A command-line switch, --gray, will render the input PDF to grayscale.

A similar struct (CSpotHalftone) and a corresponding shader (gray_screen.frag / gray_screen.spv) provide screening of grayscale.

Creating the CRenderSpec

For this example, Apex renders to a buffer, so a CFrameBufferRenderSpec() is required. In this example, the CRenderSpec is created with the process color space and the post-process spec.

Click here to see code that creates the CFrameBufferRenderSpec

CPP

// Set up the render spec - basics
CFrameBufferRenderSpec renderSpec;
renderSpec.processSpace = processColorSpace;

// Add our post process to apply the screen
renderSpec.postProcesses.append(CCustomColorPostProcessSpec::create(
    renderSpec.processSpace, renderSpec.processSpace, shader,
    IApexRenderer::CTextureVect(), pushConstants));

Subsequently, the render spec is completed prior to rendering in the renderPage()method.

Click here to see the rendering method

CODE

uint32_t width = static_cast<uint32_t>(lround(content->getWidth() / 96.0 * resolution));
uint32_t height = static_cast<uint32_t>(lround(content->getHeight() / 96.0 * resolution));
auto numComponents = renderSpec.processSpace->getNumComponents();
uint32_t stride = width * numComponents;
CEDLSimpleBuffer frameBuffer(static_cast<size_t>(stride) * static_cast<size_t>(height));

// Set up the render spec - basics
renderSpec.width = width;
renderSpec.height = height;
renderSpec.sourceRect = FRect(0.0, 0.0, content->getWidth(), content->getHeight());
renderSpec.buffer = &frameBuffer[0];
renderSpec.rowStride = static_cast<int32_t>(stride);


// Render!
apex->render(content, &renderSpec);

Rendering the result and saving to TIFF

Rendering

Once the render specification is populated, the rendering step is simple:

CPP

// Render!
apex->render(content, &renderSpec);

Encoding to a TIFF

As the image data is in a frame buffer, the TIFF encoder writes the rendered result row-by-row. (This code is found in the renderPage() method.)
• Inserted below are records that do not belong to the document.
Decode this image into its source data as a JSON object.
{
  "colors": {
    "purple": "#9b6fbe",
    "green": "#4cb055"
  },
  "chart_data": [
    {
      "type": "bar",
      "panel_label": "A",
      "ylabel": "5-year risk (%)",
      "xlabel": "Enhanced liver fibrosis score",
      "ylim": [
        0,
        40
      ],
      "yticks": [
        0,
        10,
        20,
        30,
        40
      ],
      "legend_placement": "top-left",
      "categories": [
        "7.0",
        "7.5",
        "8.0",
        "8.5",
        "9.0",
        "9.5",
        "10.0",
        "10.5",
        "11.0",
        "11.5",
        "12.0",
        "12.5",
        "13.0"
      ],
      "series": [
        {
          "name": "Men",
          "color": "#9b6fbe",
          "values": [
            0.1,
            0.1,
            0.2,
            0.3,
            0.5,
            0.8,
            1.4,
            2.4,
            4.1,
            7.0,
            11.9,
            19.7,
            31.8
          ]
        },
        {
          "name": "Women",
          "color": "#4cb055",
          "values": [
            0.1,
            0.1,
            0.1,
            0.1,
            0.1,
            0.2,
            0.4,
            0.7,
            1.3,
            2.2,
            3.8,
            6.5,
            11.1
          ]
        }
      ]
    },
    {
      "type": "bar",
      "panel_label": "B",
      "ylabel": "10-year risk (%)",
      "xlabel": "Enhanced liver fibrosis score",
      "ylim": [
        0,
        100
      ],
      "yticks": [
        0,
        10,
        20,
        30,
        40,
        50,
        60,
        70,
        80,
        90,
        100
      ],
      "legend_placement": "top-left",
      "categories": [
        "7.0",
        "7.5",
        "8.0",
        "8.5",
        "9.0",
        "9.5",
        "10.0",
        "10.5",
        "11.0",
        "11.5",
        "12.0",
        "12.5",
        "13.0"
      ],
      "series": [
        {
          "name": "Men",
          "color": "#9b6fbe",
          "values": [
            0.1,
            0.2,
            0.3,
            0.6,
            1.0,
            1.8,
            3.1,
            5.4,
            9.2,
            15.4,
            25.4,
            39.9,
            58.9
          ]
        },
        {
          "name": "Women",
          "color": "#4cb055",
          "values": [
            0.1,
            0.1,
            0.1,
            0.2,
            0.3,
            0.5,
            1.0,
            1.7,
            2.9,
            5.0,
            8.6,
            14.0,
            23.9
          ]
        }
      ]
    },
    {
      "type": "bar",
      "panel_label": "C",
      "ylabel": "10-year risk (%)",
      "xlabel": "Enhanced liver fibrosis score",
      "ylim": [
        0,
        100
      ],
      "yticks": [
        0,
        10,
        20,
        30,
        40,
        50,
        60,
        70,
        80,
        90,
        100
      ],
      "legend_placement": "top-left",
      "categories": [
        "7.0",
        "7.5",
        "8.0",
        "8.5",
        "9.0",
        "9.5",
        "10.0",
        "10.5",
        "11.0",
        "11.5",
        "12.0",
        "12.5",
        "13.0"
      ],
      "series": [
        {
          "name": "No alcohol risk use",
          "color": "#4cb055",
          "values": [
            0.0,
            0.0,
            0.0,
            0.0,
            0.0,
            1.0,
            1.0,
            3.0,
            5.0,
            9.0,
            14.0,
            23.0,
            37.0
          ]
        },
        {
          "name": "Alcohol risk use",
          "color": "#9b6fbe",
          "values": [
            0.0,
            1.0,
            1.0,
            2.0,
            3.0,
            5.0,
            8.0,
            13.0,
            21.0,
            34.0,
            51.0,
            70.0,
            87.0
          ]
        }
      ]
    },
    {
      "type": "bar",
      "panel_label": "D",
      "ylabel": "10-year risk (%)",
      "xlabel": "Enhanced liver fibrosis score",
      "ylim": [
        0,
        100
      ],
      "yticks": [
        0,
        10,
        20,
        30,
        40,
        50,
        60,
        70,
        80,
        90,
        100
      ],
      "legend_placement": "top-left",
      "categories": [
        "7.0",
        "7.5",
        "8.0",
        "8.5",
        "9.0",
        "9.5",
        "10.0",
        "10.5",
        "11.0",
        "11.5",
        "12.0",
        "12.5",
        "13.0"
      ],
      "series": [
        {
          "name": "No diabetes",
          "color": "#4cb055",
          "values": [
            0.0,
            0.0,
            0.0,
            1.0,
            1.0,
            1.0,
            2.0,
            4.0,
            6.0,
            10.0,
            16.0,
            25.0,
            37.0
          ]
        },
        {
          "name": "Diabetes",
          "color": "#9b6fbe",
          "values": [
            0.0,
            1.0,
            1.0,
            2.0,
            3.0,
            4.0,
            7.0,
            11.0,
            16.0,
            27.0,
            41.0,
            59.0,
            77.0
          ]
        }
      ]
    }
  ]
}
Apex can also render to an IDOMImage. Rendering to an IDOMImage is often more convenient; in this case, it would simplify a call to the TIFF or other image encoder. Rendering to a frame buffer is a more flexible approach, particularly when access to the rendered result at a pixel level is required.

Click here to see the TIFF encoding.

CPP

// Write to a tiff
char fileNameBuff[4096];
// Build the file name - we expect %u in the file path.
edlSnprintfE(fileNameBuff, sizeof(fileNameBuff), outputFilePath.c_str(), pageIndex + 1);

// Create a TIFF encoding frame
IImageFrameWriterPtr frame;
(void)IDOMTIFFImage::createWriterAndImage(jawsMako,
    frame,
    renderSpec.processSpace,
    width, height,
    8,
    resolution, resolution,
    IDOMTIFFImage::eTCAuto,
    IDOMTIFFImage::eTPNone,
    eIECNone,
    false,
    IInputStream::createFromFile(jawsMako, fileNameBuff),
    IOutputStream::createToFile(jawsMako, fileNameBuff));

// Out with it
for (uint32_t y = 0; y < height; y++)
{
    frame->writeScanLine(&frameBuffer[y * static_cast<size_t>(stride)]);
}
frame->flushData();